Ruminations on Russia has taken La Russophobe’s recent interview, and run with it, in “an attempt to lift the La Russophobe debate out of the mire.” And he’s picked a pretty controversial topic – democracy in Russia.
He manages to cover a wide spread of issues in just one post including – most impressively – managing to condense Russia’s post-Soviet history into a mere 20 words. The section which struck me the most, though, was this:
Democracy is not the answer to Russia’s problems, actually in today’s environment it may add to them. Would Russia would be better if it were democratic is like asking if you prefer peace to war – the answer is axiomatic. However, democracy is not about voting and the right to vote. That is purely the symbol. Real democracy can only happen when rights and responsibilities are balanced. Russia is not there yet.
I think he’s right – the question is, of course, how does Russia get from here to there?
The only way to bring democracy is to keep trying, if you stop trying you’ll never get there. end of story. democracy doesn’t just magically appear when when people are ready. obviously people were ready when they overthrew the soviet union, so people are ready now – they just need rule of law.
It’s so interesting. One minute the Ruminator leaves a comment on this blog to the effect that I’m unworthy of notice, and the next thing you know he’s writing about me. You know what people would say about conduct like that if it was coming from a woman?
BALANCED: Right you are! Some people apparently have such low opinions of Russia that they feel its unfair to ask them to to be democratic. Those are the real Russia-haters.
Meanwhile, as Andy properly observes, the quesiton is really how Russia will stop being so malignant. The Ruminator offers us no practical answers, and therefore his piece amounts to rationalizing inaction and helps Putin remain in power.
“Some people apparently have such low opinions of Russia that they feel its unfair to ask them to be democratic. Those are the real Russia-haters.”
This is the same basic argument that is made against democracy in every region of the world both by anti-democratic forces in the region and those anti-American forces in the west who just hate the idea of loosing another enemy of America. (I am not an American, just pro-American.) We have been told by various people at various times that places like post-war Germany, Japan, the USSR, South America, and at times even Europe as a whole are culturally unable to sustain Democracy.
I wonder (being new to this area of the blogosphere) if this Andy person feels the same way as the person (GER O’BRIEN) who was “absolutely baffled” that anyone would conduct an interview with La Russophobe. It always seems that people who are skeptical about democracy seem to denounce any forum which allows views which they oppose. Funny coincidence that.
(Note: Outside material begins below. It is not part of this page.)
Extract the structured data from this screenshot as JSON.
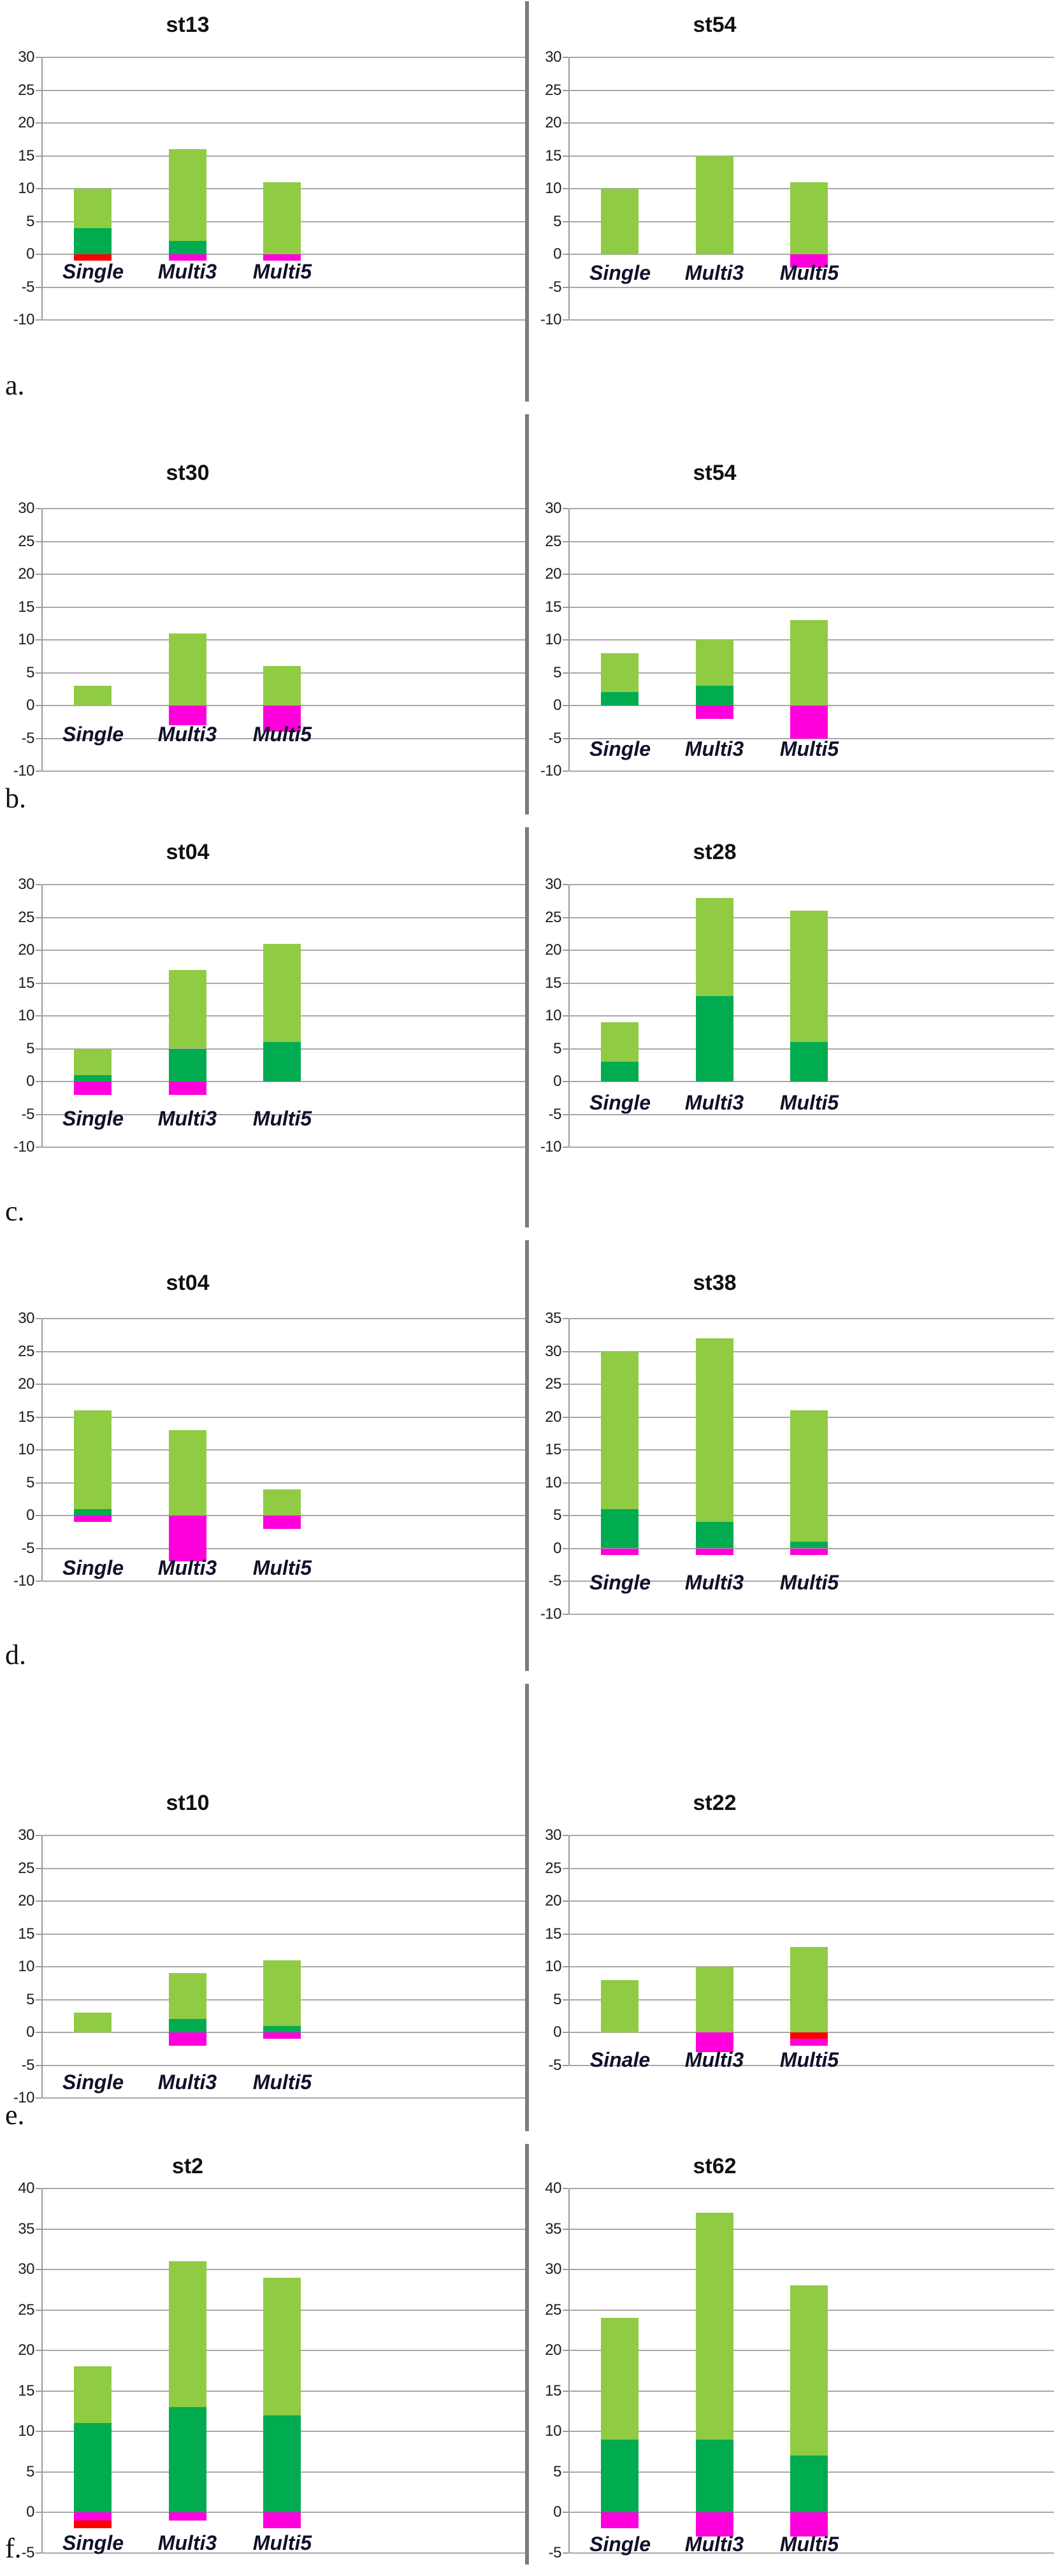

I am not accusing Andy of that but since GER said:
“Even a cursory look at her blogsite reveals how extraordinarily biased and hate filled she is.”
GER fits that bill. I have been to La Russophobe’s site and so far I have seen nothing to indicate her being “hate filled”. If bias means a rejection of the Russophile position then every anyone who takes an openly declared editorial position can be described as bias. The difference between the normal media and a site like La Russophobe is that the media takes an editorial position while denying that they have done so. That is bias. Putting up a site that makes an argument for a position is not bias it is supporting a position.
Whenever I enter a debate on an issue that I have not had much in depth interest in I often notice a pattern. One side finds every instance of the opposition being allowed to speak as offensive, oppressive, hateful or abusive. Interestingly enough, it is this side which I often find has the weaker argument. Guess which side seems to be making the worst impression on me so far. I will give you a hint it ends in -phile.
Saul – I think Ger is right in the sense that democracy is not just about elections, but more about the values, such as freedom of the press, that underpin the electoral system.
It’s why – to take a rather simplistic example – a country like the United Kingdom can be just as democratic as the United States, despite the facts that it continues to retain a Monarch as titular head of state, each of its 60 million residents are subjects of that Monarch, and no formal constitution exists to protect the rights of its ‘citizens’.
And, to clarify – I don’t think that Russia, or any other country for that matter, is culturally unsuitable for democracy. I do, however, think that just holding a ‘free and fair’ election and expecting a fully fledged democracy to then appear is rather unrealistic.